Yorum yazan birisi sözcüklerimi eleştirdi . İlkin biz şiir ,öykü ,yazı yazanlar özen göstermeliyiz . Şiirdeki eleştiriye de katılıyorum . Yabancı dil bilmeyenlere de öğrettiler . Nereye baksak yabancı sözcüklerle karşılaşıyoruz .
bu el atılmasında büyük yarar olan konuyu ele aldığınız için teşekkürler .. Selam ve saygımla ..
bekir güçlüer
Ziiyaretiniz ve yorumunuz için teşekkür eder, saygılarımı sunarım.
Türkçeye özen göstererek yazdığınız şiirinizi ilk fırsatta okuyacağım.

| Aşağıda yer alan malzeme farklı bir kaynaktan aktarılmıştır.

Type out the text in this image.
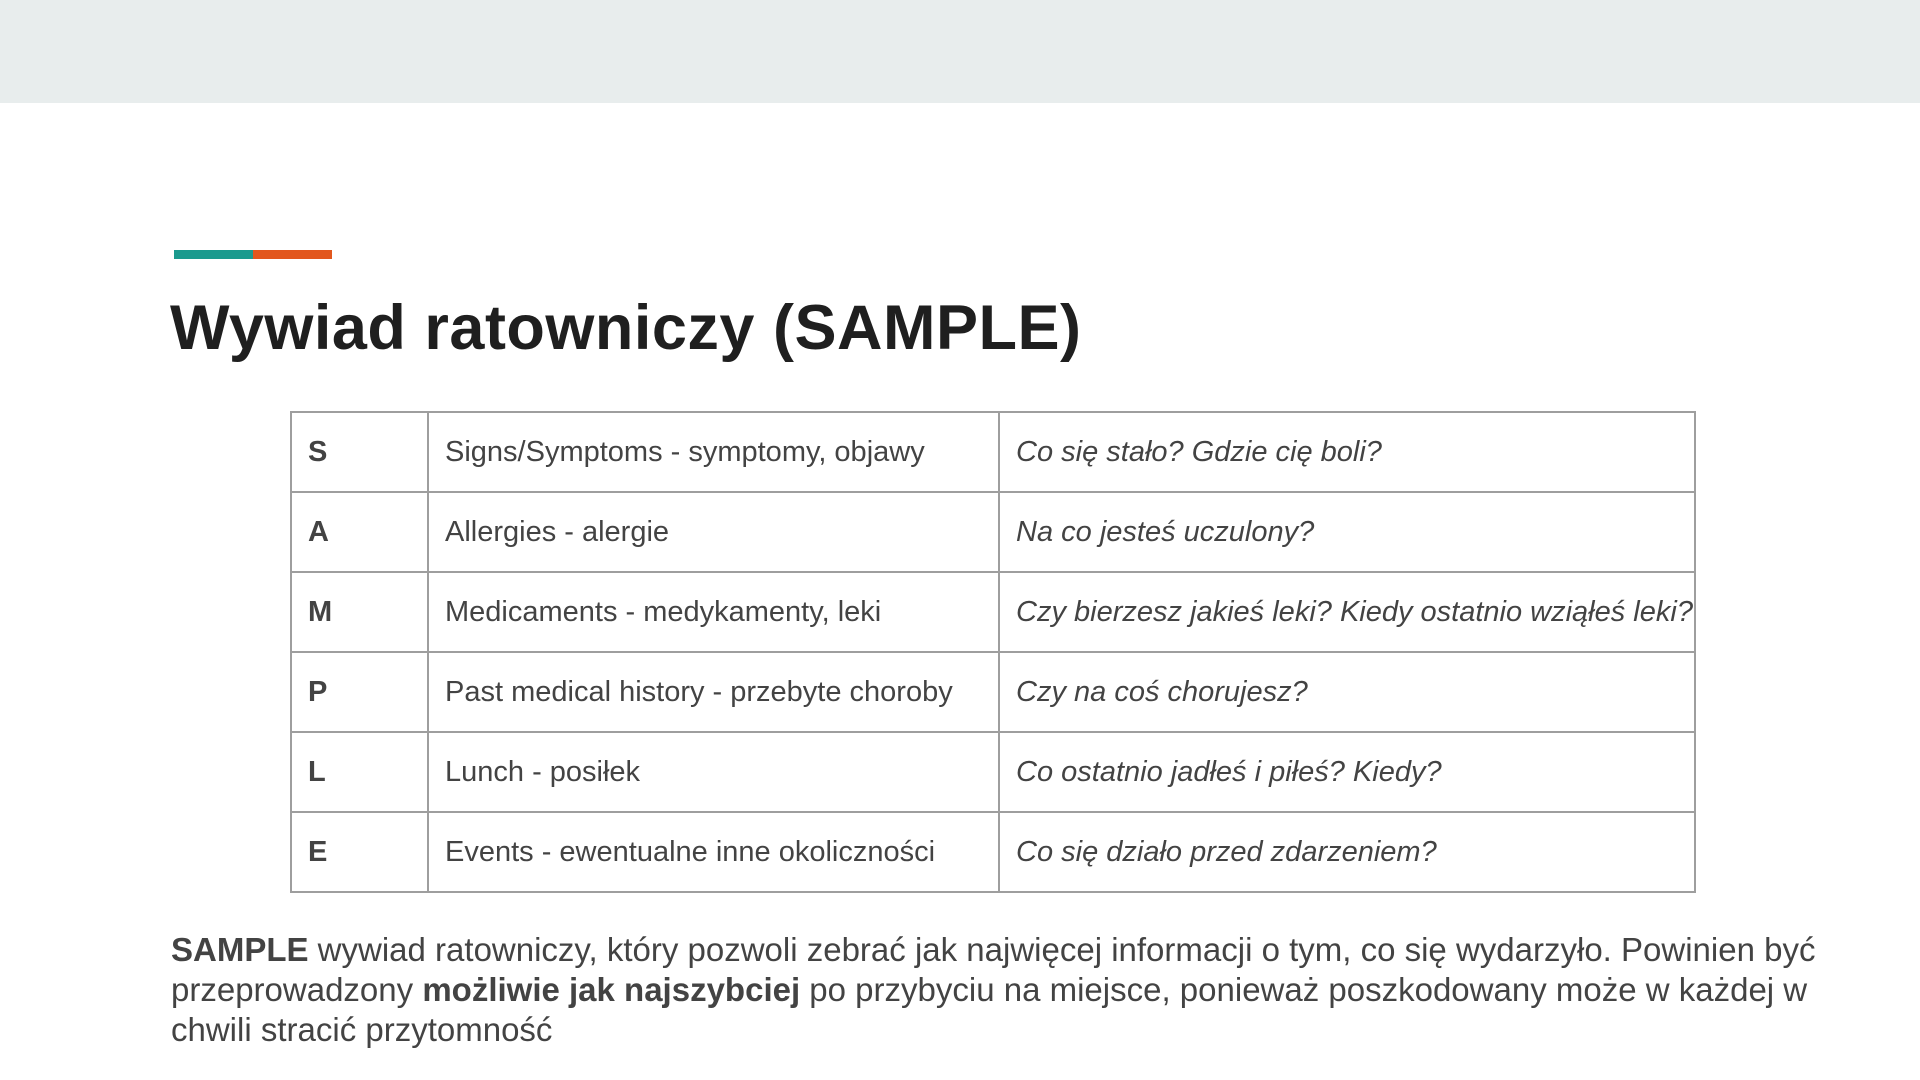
Wywiad ratowniczy (SAMPLE)
S	Signs/Symptoms - symptomy, objawy	Co się stało? Gdzie cię boli?
A	Allergies - alergie	Na co jesteś uczulony?
M	Medicaments - medykamenty, leki	Czy bierzesz jakieś leki? Kiedy ostatnio wziąłeś leki?
P	Past medical history - przebyte choroby	Czy na coś chorujesz?
L	Lunch - posiłek	Co ostatnio jadłeś i piłeś? Kiedy?
E	Events - ewentualne inne okoliczności	Co się działo przed zdarzeniem?

SAMPLE wywiad ratowniczy, który pozwoli zebrać jak najwięcej informacji o tym, co się wydarzyło. Powinien być przeprowadzony możliwie jak najszybciej po przybyciu na miejsce, ponieważ poszkodowany może w każdej w chwili stracić przytomność
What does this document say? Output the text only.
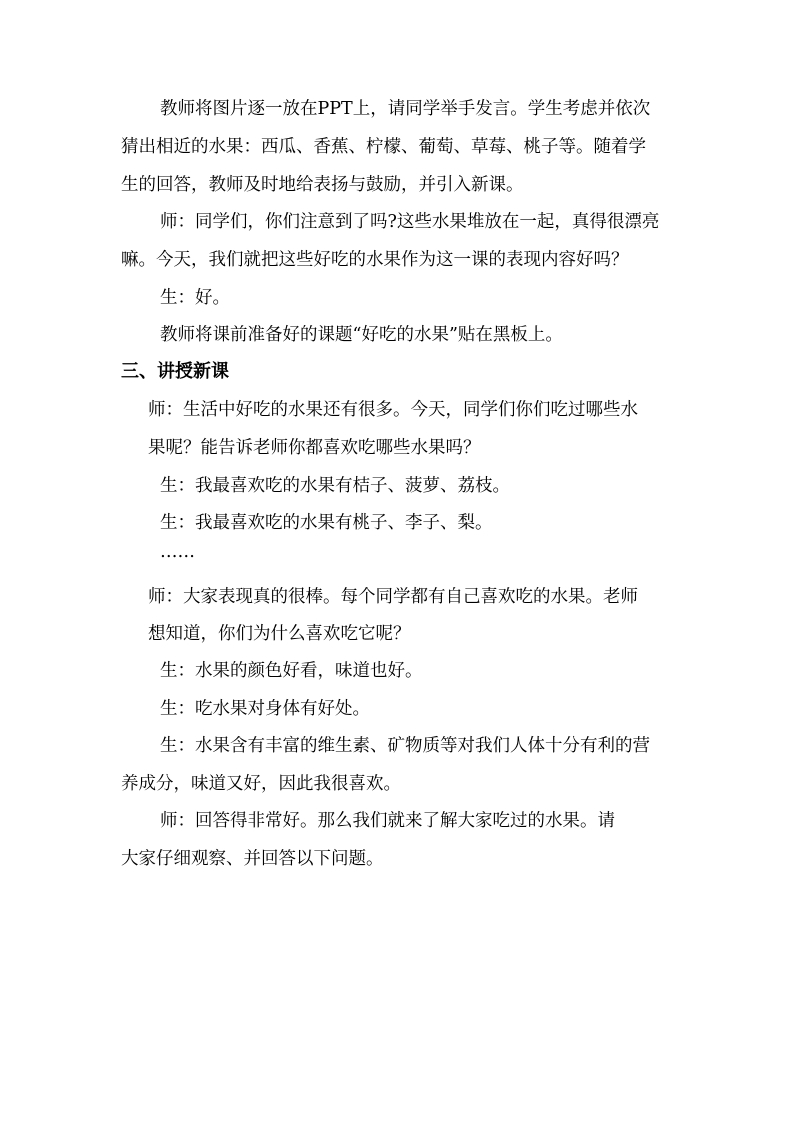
教师将图片逐一放在PPT上，请同学举手发言。学生考虑并依次
猜出相近的水果：西瓜、香蕉、柠檬、葡萄、草莓、桃子等。随着学
生的回答，教师及时地给表扬与鼓励，并引入新课。
师：同学们，你们注意到了吗?这些水果堆放在一起，真得很漂亮
嘛。今天，我们就把这些好吃的水果作为这一课的表现内容好吗？
生：好。
教师将课前准备好的课题“好吃的水果”贴在黑板上。
三、讲授新课
师：生活中好吃的水果还有很多。今天，同学们你们吃过哪些水
果呢？能告诉老师你都喜欢吃哪些水果吗？
生：我最喜欢吃的水果有桔子、菠萝、荔枝。
生：我最喜欢吃的水果有桃子、李子、梨。
……
师：大家表现真的很棒。每个同学都有自己喜欢吃的水果。老师
想知道，你们为什么喜欢吃它呢？
生：水果的颜色好看，味道也好。
生：吃水果对身体有好处。
生：水果含有丰富的维生素、矿物质等对我们人体十分有利的营
养成分，味道又好，因此我很喜欢。
师：回答得非常好。那么我们就来了解大家吃过的水果。请
大家仔细观察、并回答以下问题。
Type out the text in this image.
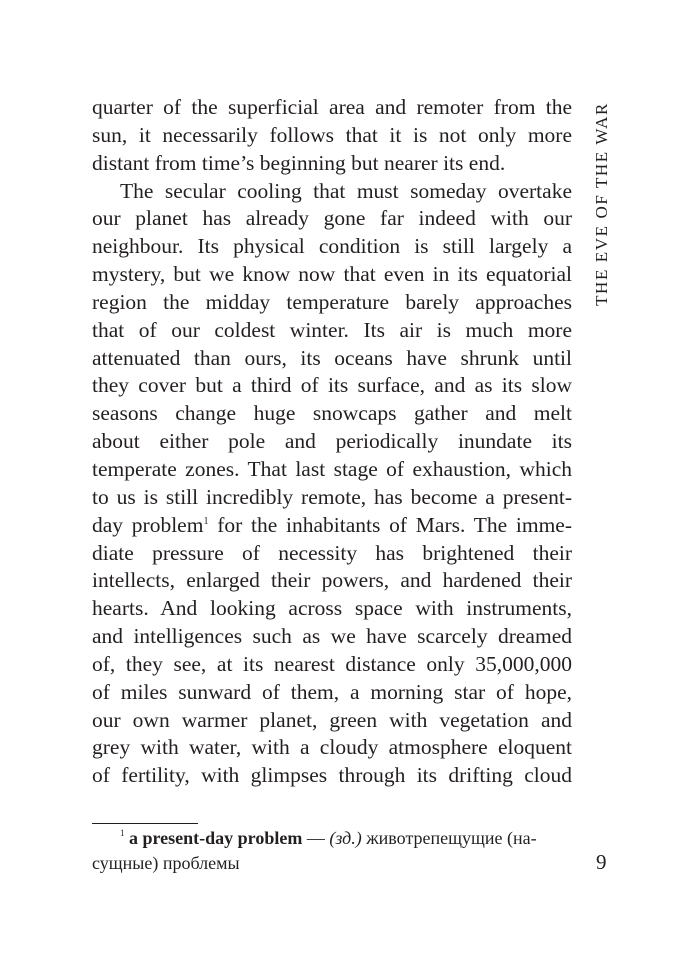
quarter of the superficial area and remoter from the
sun, it necessarily follows that it is not only more
distant from time’s beginning but nearer its end.
The secular cooling that must someday overtake
our planet has already gone far indeed with our
neighbour. Its physical condition is still largely a
mystery, but we know now that even in its equatorial
region the midday temperature barely approaches
that of our coldest winter. Its air is much more
attenuated than ours, its oceans have shrunk until
they cover but a third of its surface, and as its slow
seasons change huge snowcaps gather and melt
about either pole and periodically inundate its
temperate zones. That last stage of exhaustion, which
to us is still incredibly remote, has become a present-
day problem$^1$ for the inhabitants of Mars. The imme-
diate pressure of necessity has brightened their
intellects, enlarged their powers, and hardened their
hearts. And looking across space with instruments,
and intelligences such as we have scarcely dreamed
of, they see, at its nearest distance only 35,000,000
of miles sunward of them, a morning star of hope,
our own warmer planet, green with vegetation and
grey with water, with a cloudy atmosphere eloquent
of fertility, with glimpses through its drifting cloud
THE EVE OF THE WAR
$^1$ a present-day problem — (зд.) животрепещущие (на-
сущные) проблемы	9
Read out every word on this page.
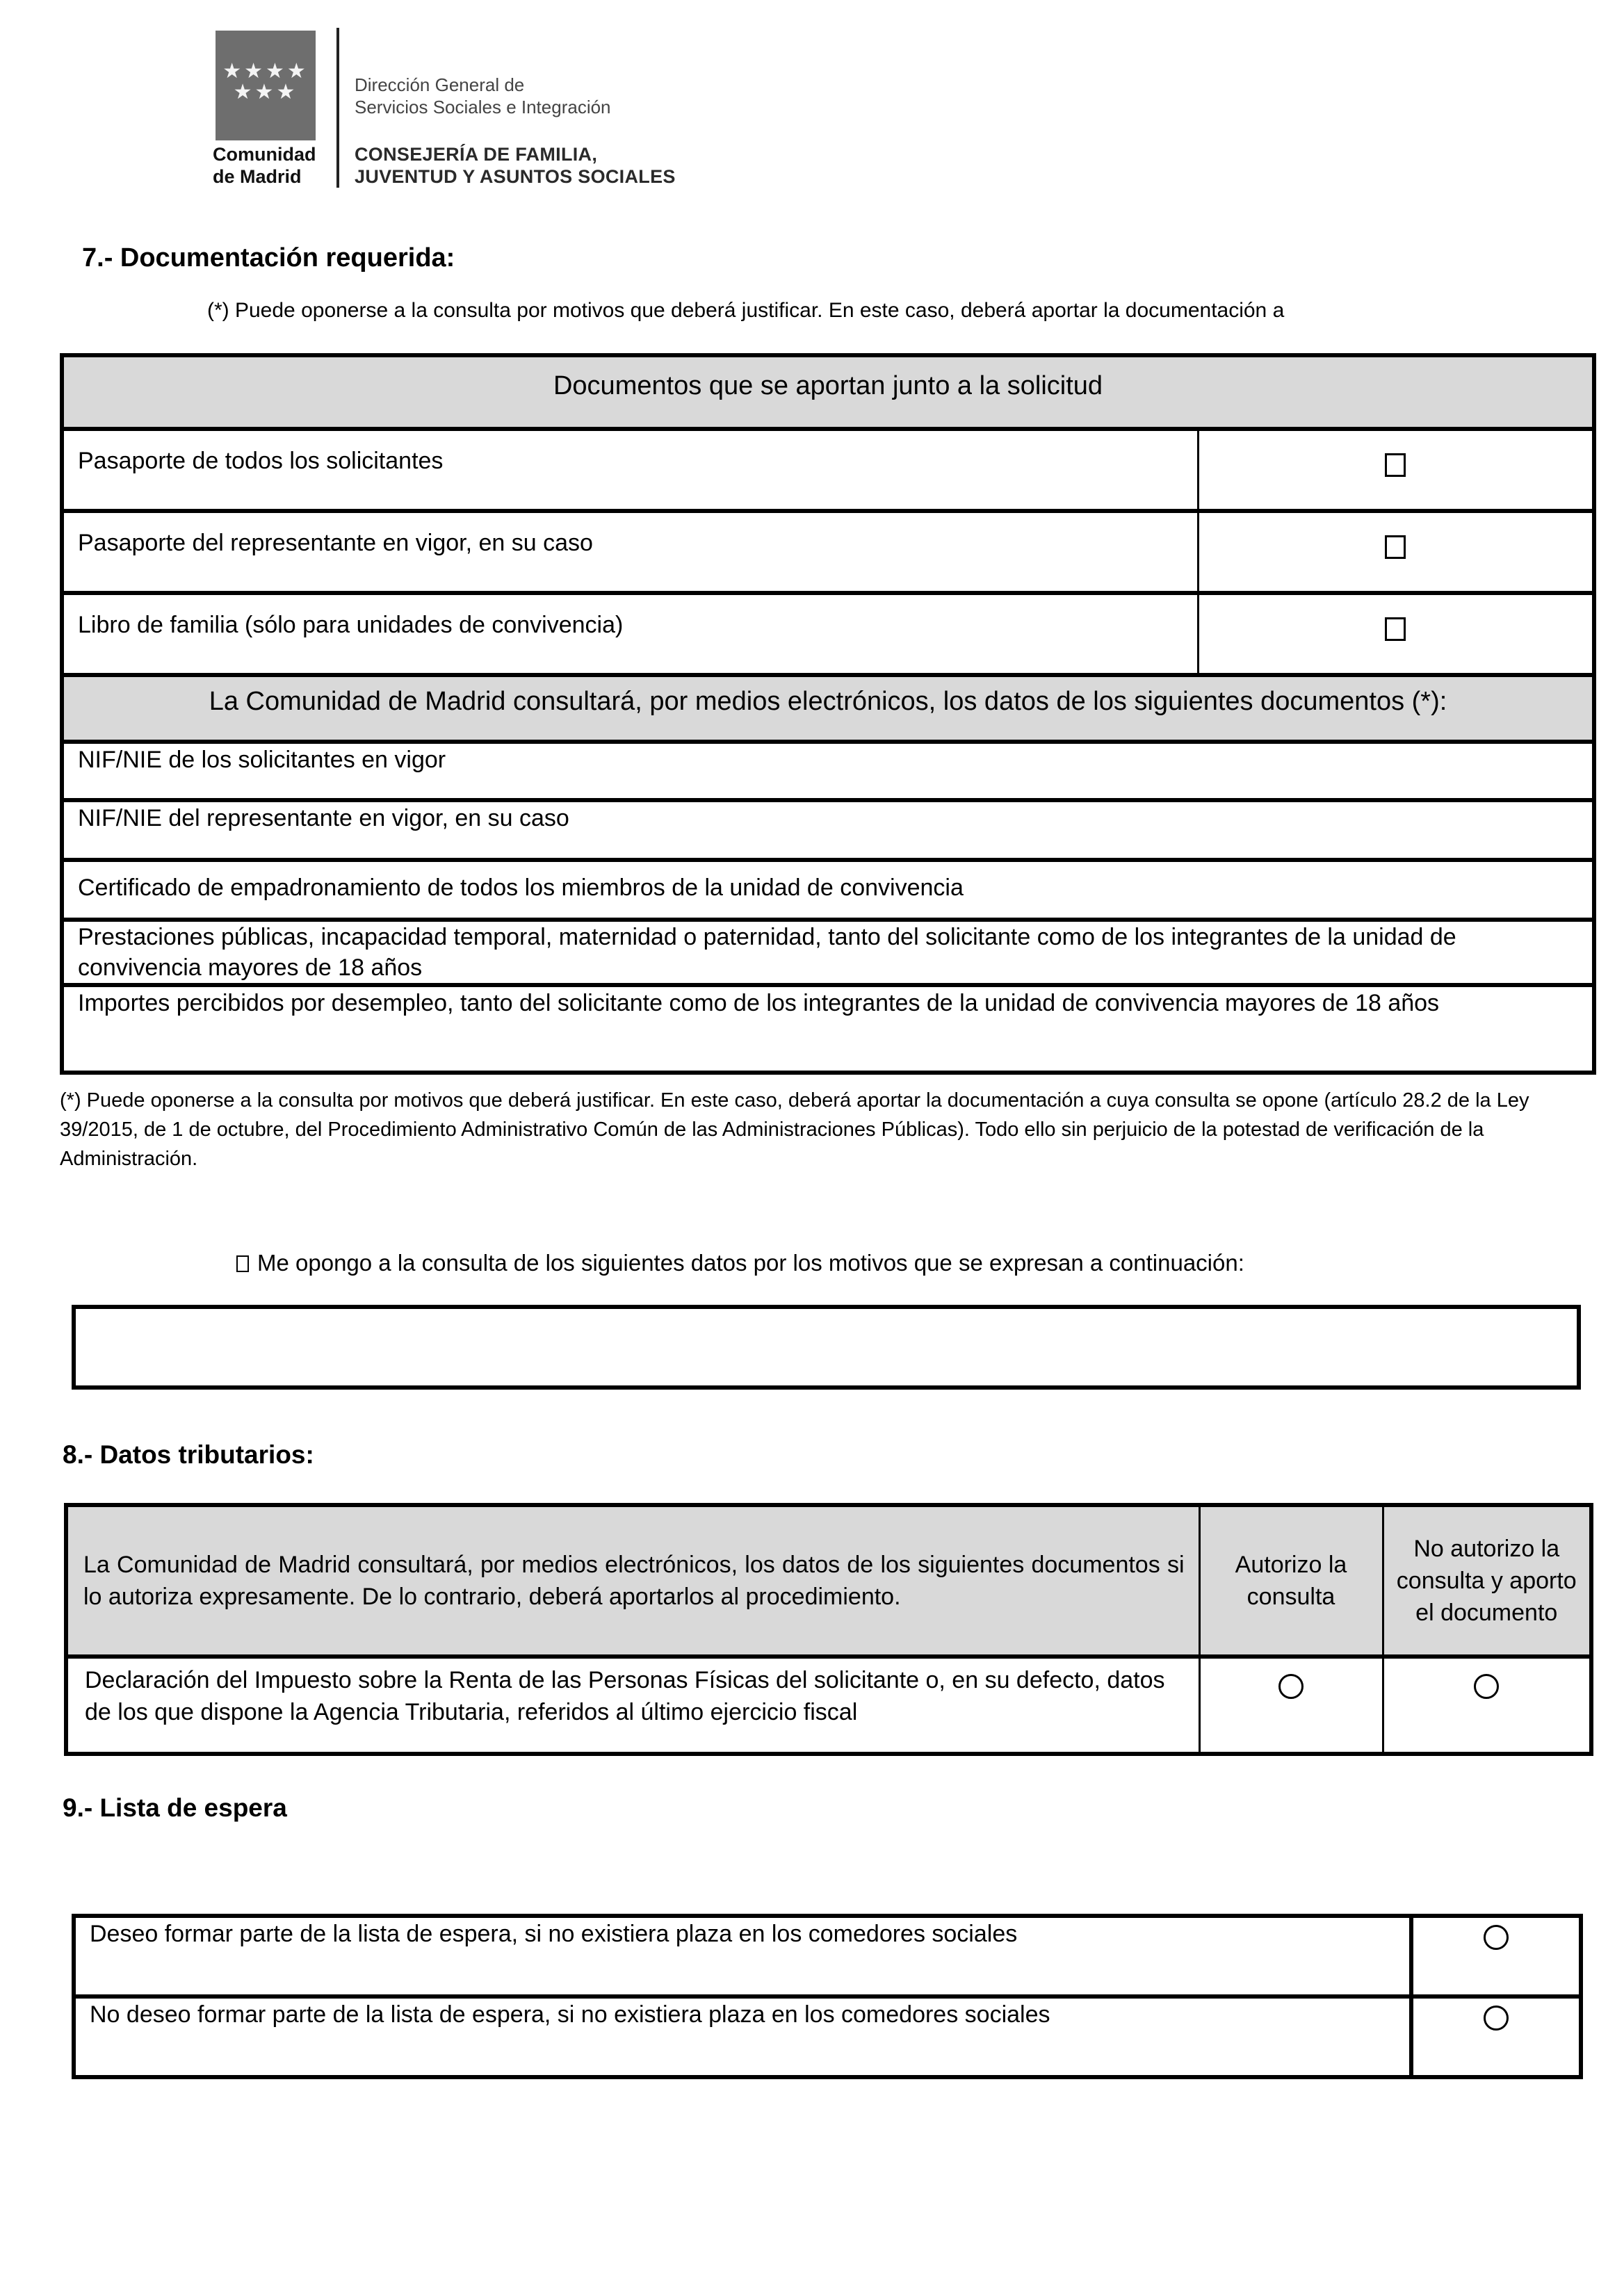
★★★★
★★★
Comunidad
de Madrid
Dirección General de
Servicios Sociales e Integración
CONSEJERÍA DE FAMILIA,
JUVENTUD Y ASUNTOS SOCIALES
7.- Documentación requerida:
(*) Puede oponerse a la consulta por motivos que deberá justificar. En este caso, deberá aportar la documentación a
Documentos que se aportan junto a la solicitud	
Pasaporte de todos los solicitantes	
Pasaporte del representante en vigor, en su caso	
Libro de familia (sólo para unidades de convivencia)	
La Comunidad de Madrid consultará, por medios electrónicos, los datos de los siguientes documentos (*):	
NIF/NIE de los solicitantes en vigor	
NIF/NIE del representante en vigor, en su caso	
Certificado de empadronamiento de todos los miembros de la unidad de convivencia	
Prestaciones públicas, incapacidad temporal, maternidad o paternidad, tanto del solicitante como de los integrantes de la unidad de convivencia mayores de 18 años	
Importes percibidos por desempleo, tanto del solicitante como de los integrantes de la unidad de convivencia mayores de 18 años	
(*) Puede oponerse a la consulta por motivos que deberá justificar. En este caso, deberá aportar la documentación a cuya consulta se opone (artículo 28.2 de la Ley 39/2015, de 1 de octubre, del Procedimiento Administrativo Común de las Administraciones Públicas). Todo ello sin perjuicio de la potestad de verificación de la Administración.
Me opongo a la consulta de los siguientes datos por los motivos que se expresan a continuación:
8.- Datos tributarios:
La Comunidad de Madrid consultará, por medios electrónicos, los datos de los siguientes documentos si lo autoriza expresamente. De lo contrario, deberá aportarlos al procedimiento.	Autorizo la consulta	No autorizo la consulta y aporto el documento
Declaración del Impuesto sobre la Renta de las Personas Físicas del solicitante o, en su defecto, datos de los que dispone la Agencia Tributaria, referidos al último ejercicio fiscal		
9.- Lista de espera
Deseo formar parte de la lista de espera, si no existiera plaza en los comedores sociales	
No deseo formar parte de la lista de espera, si no existiera plaza en los comedores sociales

Aslında siz benin listemde olan bir yazarsınız ama her zaman okuma ve yorum yapma fırsatı bulamıyorum.
Hassasiyetle üzerinde durduğunuz konular hep takdiri hak ediyor. Bugünde beğenimizi kazanmaktan öte, dikkatimizi çekecek bir yazı yayınlamışsınız. Emeğinize sağlık. Tebrikler.
bekir güçlüer
Ziyaretiniz ve kıymetli değerlendirmeniz için teşekkür eder, saygılarımı sunarım.
Merhaba Bekir Bey,
Böyle bir konuyu çok güzel bir şekilde dile getirdiğiniz için sizi yürekten kutluyorum. Dil bilgisi kurallarına göre yazı yazılması konusunda hassaslık gösterip bu yönde yorum yapan birisi olarak,
doğru yazımdaki özeniniz için sizi ayrıca kutluyorum.
Başarı dileklerimle saygılar.
Veysel Başer tarafından 9/26/2011 12:30:54 AM zamanında düzenlenmiştir.
bekir güçlüer
Ziyaretiniz, yorumunuz ve beğeniniz için teşekkür eder, saygılarımı sunarım.